Hikmat menambahkan, kemudian dari peristiwa kematian salah seorang karyawan diduga akibat kelalaian tanpa mengindahkan K3. Maka bisa dikenakan Pasal 359 KUHP ancaman hukuman 5 tahun penjara.
"Meskipun antara perusahaan dan keluarga korban berdamai tidak berarti selesai masalah.
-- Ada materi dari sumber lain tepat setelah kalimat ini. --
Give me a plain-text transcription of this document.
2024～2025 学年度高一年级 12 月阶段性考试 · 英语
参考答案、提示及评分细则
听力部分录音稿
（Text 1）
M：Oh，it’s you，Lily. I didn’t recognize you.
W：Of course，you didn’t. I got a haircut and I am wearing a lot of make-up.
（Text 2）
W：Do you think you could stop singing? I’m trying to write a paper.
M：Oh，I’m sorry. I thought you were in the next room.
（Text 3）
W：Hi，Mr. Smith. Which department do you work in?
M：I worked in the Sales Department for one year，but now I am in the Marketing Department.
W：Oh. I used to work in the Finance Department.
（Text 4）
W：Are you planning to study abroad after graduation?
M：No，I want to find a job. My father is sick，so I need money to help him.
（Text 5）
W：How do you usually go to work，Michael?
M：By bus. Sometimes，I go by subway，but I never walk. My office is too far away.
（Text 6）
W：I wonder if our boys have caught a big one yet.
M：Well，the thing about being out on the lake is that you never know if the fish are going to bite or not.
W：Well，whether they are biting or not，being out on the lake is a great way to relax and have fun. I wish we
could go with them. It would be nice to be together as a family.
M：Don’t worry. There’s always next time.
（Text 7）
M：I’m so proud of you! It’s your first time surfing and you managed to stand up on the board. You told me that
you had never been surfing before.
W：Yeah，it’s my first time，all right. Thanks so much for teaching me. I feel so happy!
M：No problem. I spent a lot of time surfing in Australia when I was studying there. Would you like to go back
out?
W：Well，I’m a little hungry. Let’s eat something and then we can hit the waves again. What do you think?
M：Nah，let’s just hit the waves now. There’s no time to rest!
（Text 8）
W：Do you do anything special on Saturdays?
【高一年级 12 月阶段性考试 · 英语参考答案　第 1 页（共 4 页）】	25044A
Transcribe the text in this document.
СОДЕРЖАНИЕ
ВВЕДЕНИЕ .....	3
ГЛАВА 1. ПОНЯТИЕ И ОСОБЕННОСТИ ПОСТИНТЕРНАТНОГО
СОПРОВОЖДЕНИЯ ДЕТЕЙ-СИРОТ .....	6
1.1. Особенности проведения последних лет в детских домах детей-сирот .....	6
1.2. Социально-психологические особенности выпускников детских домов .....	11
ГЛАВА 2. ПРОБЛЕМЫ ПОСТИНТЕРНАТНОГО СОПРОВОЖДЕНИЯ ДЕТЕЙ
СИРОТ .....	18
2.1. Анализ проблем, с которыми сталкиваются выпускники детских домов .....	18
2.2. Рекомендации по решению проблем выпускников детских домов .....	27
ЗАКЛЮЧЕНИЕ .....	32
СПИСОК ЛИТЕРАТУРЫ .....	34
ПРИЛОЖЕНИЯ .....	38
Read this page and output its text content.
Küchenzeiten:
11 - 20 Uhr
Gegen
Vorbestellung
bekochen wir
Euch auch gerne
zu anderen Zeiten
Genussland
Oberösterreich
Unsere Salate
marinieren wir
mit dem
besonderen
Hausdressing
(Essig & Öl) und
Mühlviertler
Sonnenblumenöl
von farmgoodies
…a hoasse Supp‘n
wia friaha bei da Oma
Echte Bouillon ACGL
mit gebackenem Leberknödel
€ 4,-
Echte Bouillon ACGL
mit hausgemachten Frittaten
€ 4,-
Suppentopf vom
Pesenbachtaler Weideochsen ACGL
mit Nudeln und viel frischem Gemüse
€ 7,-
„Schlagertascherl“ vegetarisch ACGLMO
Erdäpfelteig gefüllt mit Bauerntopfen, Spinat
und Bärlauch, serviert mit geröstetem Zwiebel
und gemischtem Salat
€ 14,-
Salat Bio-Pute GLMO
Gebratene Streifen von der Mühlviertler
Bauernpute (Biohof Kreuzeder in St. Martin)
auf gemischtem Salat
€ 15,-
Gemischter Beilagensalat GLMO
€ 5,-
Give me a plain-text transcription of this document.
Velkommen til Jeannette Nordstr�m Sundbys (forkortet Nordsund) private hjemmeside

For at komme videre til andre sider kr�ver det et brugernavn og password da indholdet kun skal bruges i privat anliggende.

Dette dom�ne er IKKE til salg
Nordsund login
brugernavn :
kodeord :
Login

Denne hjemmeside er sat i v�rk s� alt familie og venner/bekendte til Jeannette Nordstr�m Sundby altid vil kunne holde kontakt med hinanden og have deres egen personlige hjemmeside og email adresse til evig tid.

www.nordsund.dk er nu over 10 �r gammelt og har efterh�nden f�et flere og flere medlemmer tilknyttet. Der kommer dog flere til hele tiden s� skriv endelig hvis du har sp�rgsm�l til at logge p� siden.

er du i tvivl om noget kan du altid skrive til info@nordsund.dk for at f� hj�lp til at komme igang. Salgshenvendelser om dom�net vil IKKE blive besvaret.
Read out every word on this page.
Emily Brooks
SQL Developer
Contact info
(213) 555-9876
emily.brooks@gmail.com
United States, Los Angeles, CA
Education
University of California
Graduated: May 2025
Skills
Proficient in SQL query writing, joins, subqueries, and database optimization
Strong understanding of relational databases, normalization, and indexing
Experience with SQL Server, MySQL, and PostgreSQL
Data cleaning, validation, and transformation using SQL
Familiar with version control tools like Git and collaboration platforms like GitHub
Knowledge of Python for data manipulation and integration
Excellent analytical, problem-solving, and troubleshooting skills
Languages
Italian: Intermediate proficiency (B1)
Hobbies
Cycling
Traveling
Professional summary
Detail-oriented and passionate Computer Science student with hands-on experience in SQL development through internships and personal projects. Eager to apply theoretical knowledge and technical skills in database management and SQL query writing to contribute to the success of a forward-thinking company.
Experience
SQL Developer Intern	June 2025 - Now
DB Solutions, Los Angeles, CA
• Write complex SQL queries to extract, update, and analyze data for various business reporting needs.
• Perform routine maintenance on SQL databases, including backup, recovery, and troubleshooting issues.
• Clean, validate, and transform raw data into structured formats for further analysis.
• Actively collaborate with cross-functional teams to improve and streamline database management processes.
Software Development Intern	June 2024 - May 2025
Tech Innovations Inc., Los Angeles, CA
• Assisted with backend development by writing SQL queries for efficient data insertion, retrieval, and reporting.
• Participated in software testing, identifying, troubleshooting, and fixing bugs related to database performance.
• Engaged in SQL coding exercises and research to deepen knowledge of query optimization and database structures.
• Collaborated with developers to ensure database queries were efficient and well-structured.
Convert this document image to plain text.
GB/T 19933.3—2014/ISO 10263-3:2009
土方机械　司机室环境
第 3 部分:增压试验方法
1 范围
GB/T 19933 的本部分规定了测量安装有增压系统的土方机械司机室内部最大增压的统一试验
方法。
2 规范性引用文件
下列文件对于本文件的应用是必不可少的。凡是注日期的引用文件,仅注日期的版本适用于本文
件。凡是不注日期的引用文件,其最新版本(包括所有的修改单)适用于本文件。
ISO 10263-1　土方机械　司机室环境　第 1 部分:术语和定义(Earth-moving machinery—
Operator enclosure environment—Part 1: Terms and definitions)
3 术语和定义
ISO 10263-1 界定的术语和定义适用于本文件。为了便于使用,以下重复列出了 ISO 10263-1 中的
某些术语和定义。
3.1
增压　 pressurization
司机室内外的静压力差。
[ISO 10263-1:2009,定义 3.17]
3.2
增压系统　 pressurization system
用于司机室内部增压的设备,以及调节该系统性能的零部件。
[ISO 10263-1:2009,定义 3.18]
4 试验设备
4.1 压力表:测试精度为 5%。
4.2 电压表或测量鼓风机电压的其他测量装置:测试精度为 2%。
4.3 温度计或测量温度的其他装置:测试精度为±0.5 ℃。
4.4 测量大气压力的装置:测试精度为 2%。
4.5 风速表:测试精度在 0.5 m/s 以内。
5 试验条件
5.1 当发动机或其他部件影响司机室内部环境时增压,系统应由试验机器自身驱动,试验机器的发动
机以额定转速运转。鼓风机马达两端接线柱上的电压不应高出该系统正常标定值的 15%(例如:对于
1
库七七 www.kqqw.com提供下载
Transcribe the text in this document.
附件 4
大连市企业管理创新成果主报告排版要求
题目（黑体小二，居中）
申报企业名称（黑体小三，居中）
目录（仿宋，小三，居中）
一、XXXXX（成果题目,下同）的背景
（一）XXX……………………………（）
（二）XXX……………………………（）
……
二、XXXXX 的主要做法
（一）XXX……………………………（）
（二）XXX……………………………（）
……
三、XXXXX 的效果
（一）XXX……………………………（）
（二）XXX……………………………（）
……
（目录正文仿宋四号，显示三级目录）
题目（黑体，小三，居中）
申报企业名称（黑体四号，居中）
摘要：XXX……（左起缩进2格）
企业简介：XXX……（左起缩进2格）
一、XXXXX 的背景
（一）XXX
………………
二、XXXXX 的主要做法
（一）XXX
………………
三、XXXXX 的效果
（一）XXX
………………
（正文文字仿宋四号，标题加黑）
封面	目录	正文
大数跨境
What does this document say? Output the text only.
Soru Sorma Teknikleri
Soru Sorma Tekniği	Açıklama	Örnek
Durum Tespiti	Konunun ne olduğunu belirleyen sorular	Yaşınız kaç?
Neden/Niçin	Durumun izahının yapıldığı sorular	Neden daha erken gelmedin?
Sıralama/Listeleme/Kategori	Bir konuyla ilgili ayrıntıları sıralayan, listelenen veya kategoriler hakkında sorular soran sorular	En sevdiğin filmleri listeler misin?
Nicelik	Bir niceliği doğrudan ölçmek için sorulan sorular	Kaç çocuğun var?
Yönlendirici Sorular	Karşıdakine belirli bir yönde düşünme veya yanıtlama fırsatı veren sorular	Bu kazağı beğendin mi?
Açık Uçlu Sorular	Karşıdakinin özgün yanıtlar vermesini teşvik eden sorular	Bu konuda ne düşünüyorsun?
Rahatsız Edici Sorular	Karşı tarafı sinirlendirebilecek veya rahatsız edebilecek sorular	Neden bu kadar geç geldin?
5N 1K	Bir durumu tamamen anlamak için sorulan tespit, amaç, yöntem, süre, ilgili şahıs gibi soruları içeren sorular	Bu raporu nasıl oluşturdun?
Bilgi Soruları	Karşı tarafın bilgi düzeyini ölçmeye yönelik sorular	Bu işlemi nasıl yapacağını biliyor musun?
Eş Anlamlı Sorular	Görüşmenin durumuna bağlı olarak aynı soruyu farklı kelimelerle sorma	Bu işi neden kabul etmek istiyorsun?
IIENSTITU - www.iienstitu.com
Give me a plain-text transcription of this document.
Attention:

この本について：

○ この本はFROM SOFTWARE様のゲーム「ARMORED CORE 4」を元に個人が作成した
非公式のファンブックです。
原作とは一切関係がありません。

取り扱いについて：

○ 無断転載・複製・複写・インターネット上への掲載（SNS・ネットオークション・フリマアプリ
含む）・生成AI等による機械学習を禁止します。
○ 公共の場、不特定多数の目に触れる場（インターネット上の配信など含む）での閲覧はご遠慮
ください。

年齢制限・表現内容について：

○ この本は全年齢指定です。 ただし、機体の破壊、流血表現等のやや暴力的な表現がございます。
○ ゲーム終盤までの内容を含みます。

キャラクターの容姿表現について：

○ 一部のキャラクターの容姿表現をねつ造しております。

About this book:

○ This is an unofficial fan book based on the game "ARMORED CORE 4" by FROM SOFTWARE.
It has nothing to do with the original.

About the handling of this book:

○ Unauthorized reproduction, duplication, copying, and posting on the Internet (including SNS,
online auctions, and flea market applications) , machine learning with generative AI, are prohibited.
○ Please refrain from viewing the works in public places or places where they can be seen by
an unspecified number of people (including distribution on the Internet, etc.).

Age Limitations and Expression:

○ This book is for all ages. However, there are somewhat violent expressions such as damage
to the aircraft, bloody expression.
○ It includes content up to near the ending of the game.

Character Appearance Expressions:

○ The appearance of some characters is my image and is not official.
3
Tentunya pasal kelalaiannya yang terjadi di PT MKP harus diproses hukum," tegas Hikmat Siregar.
Sebelumnya diberitakan bahwa Kecelakaan kerja hingga menyebabkan korban meninggal terjadi di Pembangkit Listrik Tenaga Uap (PLTU) Sukabangun Kabupaten Ketapang. Kecelakaan ini diduga kuat karena PT Mitra Karya Prima (MKP) PLTU Ketapang mengabaikan penerapan K3.
PT MKP adalah anak perusahaan PT Pembangkitan Jawa Bali Services (PJB Services). PT MKP PLTU Ketapang yang diberi kepercayaan melakukan jasa penyelenggara usaha teknik, konsultan manajemen, security manajemen, dan jasa perawatan gedung di PLTU Ketapang.
Kemudian ANTARANEWS handak konfirmasi ke PLTU Sukabangun Ketapang, Rabu. Selanjutnya menyampaikan kepada satpam bahwa ANTARANEWS mau menemui manajemen atau perwakilan PLTU Sukabangun atau PT MKP untuk minta tanggapan sebagai bahan pertimbangan berita.
Namun menurut para satpam PLTU Sukabangun bahwa wartawan tidak bisa melakukan konfirmasi. "Tidak bisa, kecuali ada janji," ungkap beberapa satpam tersebut.
Kemudian ANTARA mengatakan sampaikan saja dulu, foto dan catat nama wartawan ANTARANEWS sesuai kartu yang diperlihatkan dan nomor handphonenya. Sehingga jika perwakilan PLTU Sukabangun hendak melakukan hak jawab bisa menghubungi ANTARANEWS.
Namun para satpam tidak mau dan kembali menegaskan bahwa media atau wartawan tidak bisa meliput dan menemui perwakilan PLTU Sukabangun. "Sudah SOP begini, kami hanya menjalankan perintah saja," jelas beberapa satpam tersebut.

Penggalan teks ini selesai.